The study’s authors noted that the contribution to communication among different mushrooms was not uniform. One specific mushroom (referred to in the paper as Mushroom No. 1) turned out to be a genuine communication hub. It was the source of the most intense information flows to an entire group of neighboring mushrooms (Nos. 2, 3, 5, and 15). Furthermore, Mushroom No. 1 managed to send the strongest signals to the distantly located Mushroom No. 23, which not only grew apart from the rest but also belonged to a completely different species.

The reaction to stimuli depended strictly on the scale of the impact. When water was poured under only one mushroom, its own electrical potential rose, and over the next 30 minutes, the level of signal exchange between all mushrooms in the plot significantly increased. Conversely, when biologists flooded the entire area at once, information transmission dropped sharply: each mushroom activated independently, and the coordinated network dialogue collapsed due to general “information noise.”

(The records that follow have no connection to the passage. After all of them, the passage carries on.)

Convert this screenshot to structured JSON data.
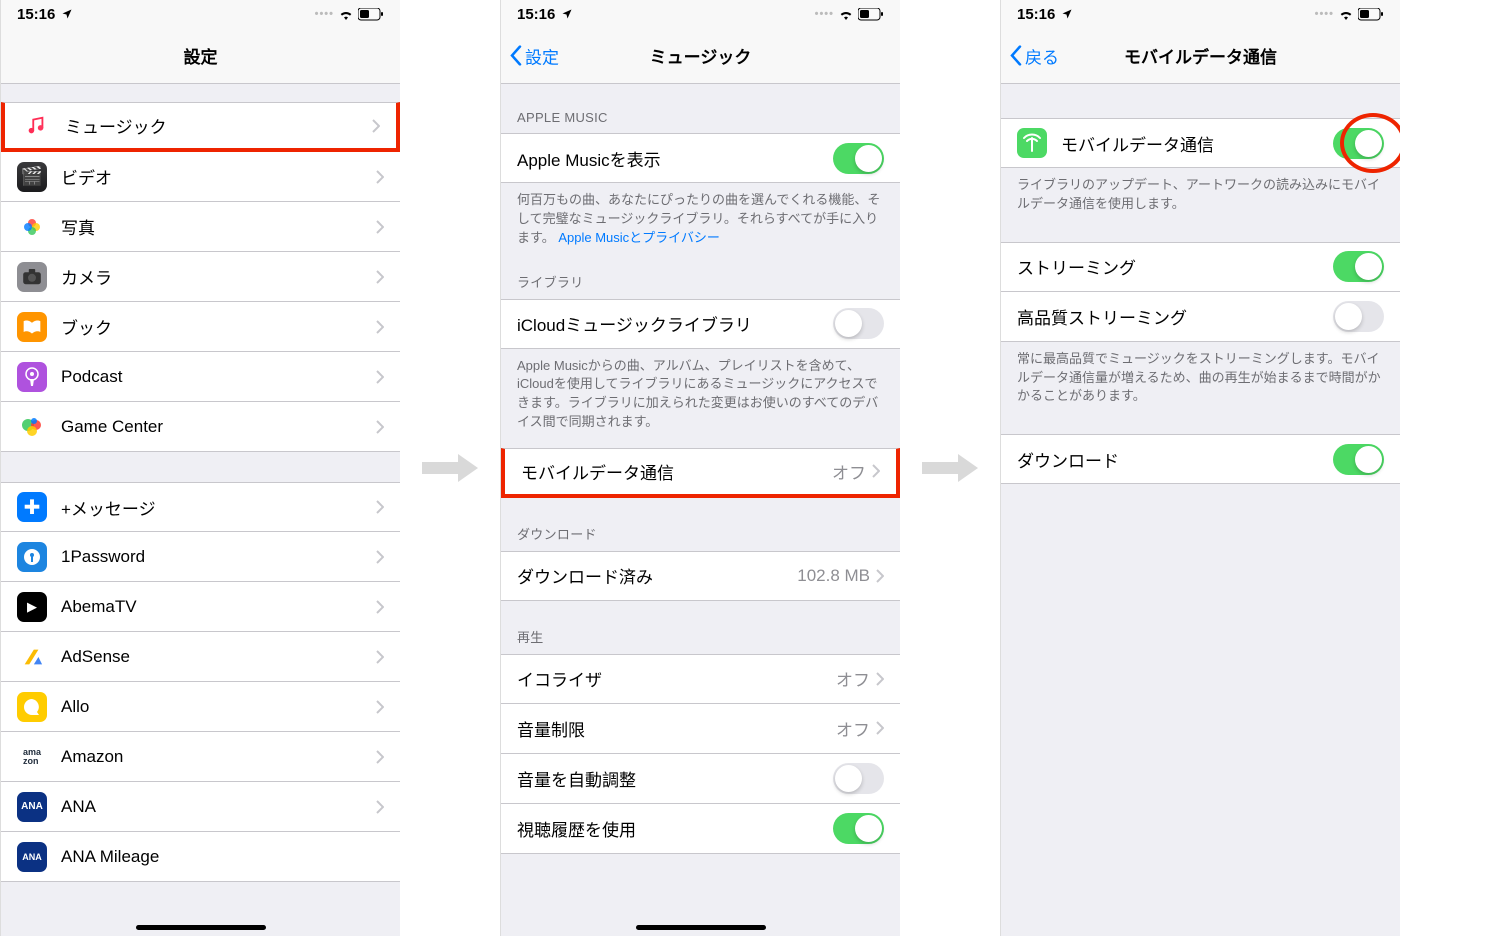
{
  "status": {
    "time": "15:16"
  },
  "screen1": {
    "nav_title": "設定",
    "rows_group1": [
      {
        "label": "ミュージック",
        "icon_bg": "#fff",
        "icon_fg": "linear-gradient(#ff2d55,#ff2d55)",
        "id": "music",
        "highlighted": true
      },
      {
        "label": "ビデオ",
        "icon_bg": "#fff",
        "id": "videos"
      },
      {
        "label": "写真",
        "icon_bg": "#fff",
        "id": "photos"
      },
      {
        "label": "カメラ",
        "icon_bg": "#8e8e93",
        "id": "camera"
      },
      {
        "label": "ブック",
        "icon_bg": "#ff9500",
        "id": "books"
      },
      {
        "label": "Podcast",
        "icon_bg": "#af52de",
        "id": "podcast"
      },
      {
        "label": "Game Center",
        "icon_bg": "#fff",
        "id": "gamecenter"
      }
    ],
    "rows_group2": [
      {
        "label": "+メッセージ",
        "icon_bg": "#007aff",
        "id": "plusmessage"
      },
      {
        "label": "1Password",
        "icon_bg": "#1d85e0",
        "id": "1password"
      },
      {
        "label": "AbemaTV",
        "icon_bg": "#000",
        "id": "abematv"
      },
      {
        "label": "AdSense",
        "icon_bg": "#fff",
        "id": "adsense"
      },
      {
        "label": "Allo",
        "icon_bg": "#ffcc00",
        "id": "allo"
      },
      {
        "label": "Amazon",
        "icon_bg": "#fff",
        "id": "amazon"
      },
      {
        "label": "ANA",
        "icon_bg": "#0b3183",
        "id": "ana"
      },
      {
        "label": "ANA Mileage",
        "icon_bg": "#0b3183",
        "id": "anamileage"
      }
    ]
  },
  "screen2": {
    "nav_back": "設定",
    "nav_title": "ミュージック",
    "section_apple_music": "APPLE MUSIC",
    "row_show_apple_music": "Apple Musicを表示",
    "footer_apple_music_1": "何百万もの曲、あなたにぴったりの曲を選んでくれる機能、そして完璧なミュージックライブラリ。それらすべてが手に入ります。",
    "footer_apple_music_link": "Apple Musicとプライバシー",
    "section_library": "ライブラリ",
    "row_icloud_library": "iCloudミュージックライブラリ",
    "footer_icloud": "Apple Musicからの曲、アルバム、プレイリストを含めて、iCloudを使用してライブラリにあるミュージックにアクセスできます。ライブラリに加えられた変更はお使いのすべてのデバイス間で同期されます。",
    "row_mobile_data": "モバイルデータ通信",
    "row_mobile_data_value": "オフ",
    "section_download": "ダウンロード",
    "row_downloaded": "ダウンロード済み",
    "row_downloaded_value": "102.8 MB",
    "section_playback": "再生",
    "row_eq": "イコライザ",
    "row_eq_value": "オフ",
    "row_volume_limit": "音量制限",
    "row_volume_limit_value": "オフ",
    "row_sound_check": "音量を自動調整",
    "row_history": "視聴履歴を使用"
  },
  "screen3": {
    "nav_back": "戻る",
    "nav_title": "モバイルデータ通信",
    "row_mobile_data": "モバイルデータ通信",
    "footer_mobile_data": "ライブラリのアップデート、アートワークの読み込みにモバイルデータ通信を使用します。",
    "row_streaming": "ストリーミング",
    "row_hq_streaming": "高品質ストリーミング",
    "footer_hq": "常に最高品質でミュージックをストリーミングします。モバイルデータ通信量が増えるため、曲の再生が始まるまで時間がかかることがあります。",
    "row_download": "ダウンロード"
  }
}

The experiment involving the addition of urine—which Hebeloma prefers as a nitrogen source—did not yield a noticeable effect. Only Mushroom No. 1 showed a significant, albeit small, burst of activity. The authors attributed this to temperature constraints: the experiment took place in an autumn forest at +10 °C. In such cool conditions, soil bacteria require about five days to process urea into the ammonia that interests the fungi. Since the recording cycle lasted only three days, the mushrooms simply did not have enough time to react to the chemical change in the soil composition.

In a natural environment, fungi form dynamic communication networks and react quickly to the local appearance of resources. The exact mechanism of interspecies communication remains unknown: the signal may travel through the intertwined hyphae of different species or via the secretion of chemicals that alter the acidity and electrical balance of neighboring colonies.